Quant aux amours civilisés, leur étalage sentimental scrupuleusement analysé n'est dans tous les cas qu'un accessoire très stérile et nul par lui-même ; en effet si le sentiment règne en expectative de jouissance, il n'est que pierre d'attente, masque du désir, témoins les 3 cas cités précédemment et où la frustration totale du désir fait tomber à plat le sentiment.
S'il règne, au refus de jouissance comme chez les vieillards, qu'une femme opu¬lente n'admet en amour qu'un rôle sentimental, il est chez eux un pis-aller, un État mixte, une transition à la retraite absolue et dans ce cas, comme dans le précédent, il n'est qu'accessoire d'amour et non pas rôle principal et ressort pivotal.
S'il y a cumulation, amour sentimental avec telle femme et amour favorisé avec telle autre ; le premier n'est d'ordinaire qu'un plaisir, accessoire et secondaire, auquel l'amant ne sacrifierait sûrement pas son amour favorisé. Les exceptions sont infini¬ment rares.
Ces diverses considérations nous mènent à conclure que le sentiment envisagé dans l'acception rigoureuse et comme flamme dégagée du plaisir matériel, ne peut pas être employé avec succès en civilisation. Là finissent les prétentions de cette multitude profane qui se targue d'amour purement sentimental et qui n'en est point capable, aussi arrive-t-il qu'en se fardant de sentiment dont elle ne cherche qu'à éluder et violer les lois, elle déprave l'opinion, fait dominer son esprit matériel et couvre en secret de ridicule les vrais apôtres du sentiment qui ont le désavantage :
1° de leur nombre infiniment petit
2° le vernis de duperie et niaiserie que la multitude répand sur leurs honorables penchants
3° l'ignorance des emplois divers auxquels doit être affectée ladite passion et dont ils prendront connaissance dans la théorie suivante.
Après ces détails, la faible légion du sentiment doit être assez convaincue que ses positions actuelles ne sont pas tenables, qu'il faut chercher d'autres emplois à cette passion, emplois impossibles à trouver en civilisation et dont l'harmonie va nous fournir les chances les plus variées.
C'est une bizarre et plaisante propriété de la civilisation que d'exclure par la loi et l'opinion l'élément noble de l'amour et de fournir tout à l'élément ignoble ou cynisme dont le triomphe est pleinement assuré par la coutume du mariage. A quoi servirait, me dira-t-on, cet amour entièrement dégagé de désirs. Il serait inutile dans divers cas, ignoble dans d'autres et, au total, ridicule comme celui de St-Alexis ; il exposerait le chaste et pur soupirant à la risée des hommes et des femmes. Rien n'est plus vrai et plus on prouvera que ce genre d'amour ne serait bon à rien, sinon à faire huer son auteur, plus on abondera dans le sens de ma thèse qui tend à prouver que le pur sentiment n'existe pas, et de plus n'est pas admissible en civilisation.

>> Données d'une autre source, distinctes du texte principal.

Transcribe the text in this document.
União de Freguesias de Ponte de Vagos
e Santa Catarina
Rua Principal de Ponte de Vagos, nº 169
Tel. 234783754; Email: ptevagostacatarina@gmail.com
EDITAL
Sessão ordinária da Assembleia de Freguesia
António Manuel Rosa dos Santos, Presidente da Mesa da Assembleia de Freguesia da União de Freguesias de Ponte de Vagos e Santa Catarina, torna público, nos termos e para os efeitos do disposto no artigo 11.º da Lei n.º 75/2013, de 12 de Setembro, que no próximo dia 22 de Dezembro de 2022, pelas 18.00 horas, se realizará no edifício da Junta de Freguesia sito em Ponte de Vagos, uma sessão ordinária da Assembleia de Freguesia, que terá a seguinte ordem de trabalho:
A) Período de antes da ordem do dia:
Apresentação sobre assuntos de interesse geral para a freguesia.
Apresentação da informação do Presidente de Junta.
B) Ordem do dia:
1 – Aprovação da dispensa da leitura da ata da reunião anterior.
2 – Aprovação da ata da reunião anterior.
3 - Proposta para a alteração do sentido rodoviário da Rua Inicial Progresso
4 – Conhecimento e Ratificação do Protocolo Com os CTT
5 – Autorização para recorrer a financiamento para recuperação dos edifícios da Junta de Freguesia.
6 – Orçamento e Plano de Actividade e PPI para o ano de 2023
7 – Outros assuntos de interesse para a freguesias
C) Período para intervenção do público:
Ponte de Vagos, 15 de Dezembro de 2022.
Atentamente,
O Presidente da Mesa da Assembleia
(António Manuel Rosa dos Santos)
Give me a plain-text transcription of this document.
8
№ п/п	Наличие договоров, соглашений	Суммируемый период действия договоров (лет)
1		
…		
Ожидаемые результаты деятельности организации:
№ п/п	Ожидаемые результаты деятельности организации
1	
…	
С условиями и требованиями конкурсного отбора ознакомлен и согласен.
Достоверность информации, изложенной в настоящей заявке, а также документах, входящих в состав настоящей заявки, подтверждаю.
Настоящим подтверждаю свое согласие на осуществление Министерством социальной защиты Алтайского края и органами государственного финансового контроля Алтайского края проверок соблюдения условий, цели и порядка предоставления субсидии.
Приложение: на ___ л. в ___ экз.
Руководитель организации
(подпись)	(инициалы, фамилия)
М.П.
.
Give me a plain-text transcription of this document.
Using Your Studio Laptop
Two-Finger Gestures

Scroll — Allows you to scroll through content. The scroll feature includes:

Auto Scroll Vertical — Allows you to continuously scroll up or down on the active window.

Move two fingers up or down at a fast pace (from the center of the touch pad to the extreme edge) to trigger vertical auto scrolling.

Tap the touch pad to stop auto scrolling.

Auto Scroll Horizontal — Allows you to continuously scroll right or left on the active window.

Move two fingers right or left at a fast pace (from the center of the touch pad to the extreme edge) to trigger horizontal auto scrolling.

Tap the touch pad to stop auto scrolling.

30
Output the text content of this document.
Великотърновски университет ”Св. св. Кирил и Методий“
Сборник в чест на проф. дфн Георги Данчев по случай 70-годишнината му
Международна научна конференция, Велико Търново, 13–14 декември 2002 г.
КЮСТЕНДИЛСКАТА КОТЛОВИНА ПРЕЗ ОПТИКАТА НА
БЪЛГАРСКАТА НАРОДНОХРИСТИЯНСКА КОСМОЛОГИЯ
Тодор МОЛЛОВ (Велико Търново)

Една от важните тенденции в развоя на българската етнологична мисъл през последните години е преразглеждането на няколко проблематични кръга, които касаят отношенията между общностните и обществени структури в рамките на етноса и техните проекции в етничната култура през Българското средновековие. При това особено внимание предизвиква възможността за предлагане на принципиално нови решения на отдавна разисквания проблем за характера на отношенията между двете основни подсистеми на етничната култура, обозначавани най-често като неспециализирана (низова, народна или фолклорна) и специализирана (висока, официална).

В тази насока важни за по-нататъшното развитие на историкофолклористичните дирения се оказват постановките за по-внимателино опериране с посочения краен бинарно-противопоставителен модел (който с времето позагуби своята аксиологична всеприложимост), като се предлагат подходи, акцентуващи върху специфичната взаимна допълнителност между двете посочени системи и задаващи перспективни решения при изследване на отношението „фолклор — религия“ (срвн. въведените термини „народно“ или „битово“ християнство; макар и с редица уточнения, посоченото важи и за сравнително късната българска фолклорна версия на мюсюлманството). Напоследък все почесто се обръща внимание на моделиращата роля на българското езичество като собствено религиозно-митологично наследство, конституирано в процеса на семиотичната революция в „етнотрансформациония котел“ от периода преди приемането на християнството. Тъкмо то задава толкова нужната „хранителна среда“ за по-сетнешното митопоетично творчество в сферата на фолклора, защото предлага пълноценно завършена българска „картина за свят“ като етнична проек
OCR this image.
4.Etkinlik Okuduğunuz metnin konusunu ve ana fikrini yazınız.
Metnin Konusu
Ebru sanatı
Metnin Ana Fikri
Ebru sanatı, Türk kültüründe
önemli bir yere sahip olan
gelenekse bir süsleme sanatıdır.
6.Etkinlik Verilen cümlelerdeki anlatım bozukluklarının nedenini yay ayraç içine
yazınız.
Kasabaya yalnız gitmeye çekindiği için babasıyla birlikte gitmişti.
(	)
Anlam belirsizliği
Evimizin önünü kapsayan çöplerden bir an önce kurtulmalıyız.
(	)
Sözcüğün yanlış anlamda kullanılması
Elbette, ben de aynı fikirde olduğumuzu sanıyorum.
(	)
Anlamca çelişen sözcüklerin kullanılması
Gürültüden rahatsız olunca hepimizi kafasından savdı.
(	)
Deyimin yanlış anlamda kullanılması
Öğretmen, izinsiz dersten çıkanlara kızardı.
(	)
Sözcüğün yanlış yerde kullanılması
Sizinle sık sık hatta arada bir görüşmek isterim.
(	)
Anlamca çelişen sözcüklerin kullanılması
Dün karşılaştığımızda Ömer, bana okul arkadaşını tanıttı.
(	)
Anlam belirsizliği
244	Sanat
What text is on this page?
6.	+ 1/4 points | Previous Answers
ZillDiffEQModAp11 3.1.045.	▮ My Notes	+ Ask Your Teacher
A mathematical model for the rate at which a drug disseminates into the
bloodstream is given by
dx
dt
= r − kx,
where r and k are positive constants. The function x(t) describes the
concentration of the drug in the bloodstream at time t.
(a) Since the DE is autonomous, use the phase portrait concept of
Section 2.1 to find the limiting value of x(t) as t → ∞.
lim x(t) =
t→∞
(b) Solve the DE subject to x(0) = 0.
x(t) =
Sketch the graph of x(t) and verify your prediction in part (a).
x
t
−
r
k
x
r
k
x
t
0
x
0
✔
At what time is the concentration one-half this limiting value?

De là résulte déjà que les civilisés qui croient tout savoir en amour, ignorent tous les genres d'amour fondé sur l'emploi du pur sentiment. Ces amours réservés à l'harmonie ne seraient-ils pas les plus précieux, les seuls vraiment nobles, libéraux, les seuls identiques avec l'esprit de Dieu. Avant d'éclaircir tous ces doutes, constatons d'abord un point important; c'est que la civilisation ne peut assigner ni emploi honorable et franc à l'élément spirituel de l'amour, au pur sentiment, ni emploi légal au matériel pur; elle ne peut donc faire usage spécial d'aucun des 2 éléments de l'amour dans leur état isolé et si ces emplois sont possibles et utiles dans d'autres so¬ciétés, quelle est notre ignorance en théorie spéculative d'amour ? Cette passion ne serait-elle pas entre nos mains ce qu'était l'aimant entre les mains des anciens navi¬gateurs qui ne se doutaient guère que cette pierre contint le secret de leur et de leur salut dans les tempêtes ? Il en est de même de l'amour qui est vraiment pour nos sociétés ce que sont les diamants dans les mains d'un enfant qui les confond avec les grains de verre. Répétons que ce chapitre de l'amour qu'on croyait épuisé est à peine ébauché et que nous allons entrer dans un nouveau monde amoureux où tout sera pour nous aussi surprenant, aussi neuf que le furent les végétaux de l'Amérique pour les premiers qui y abordèrent.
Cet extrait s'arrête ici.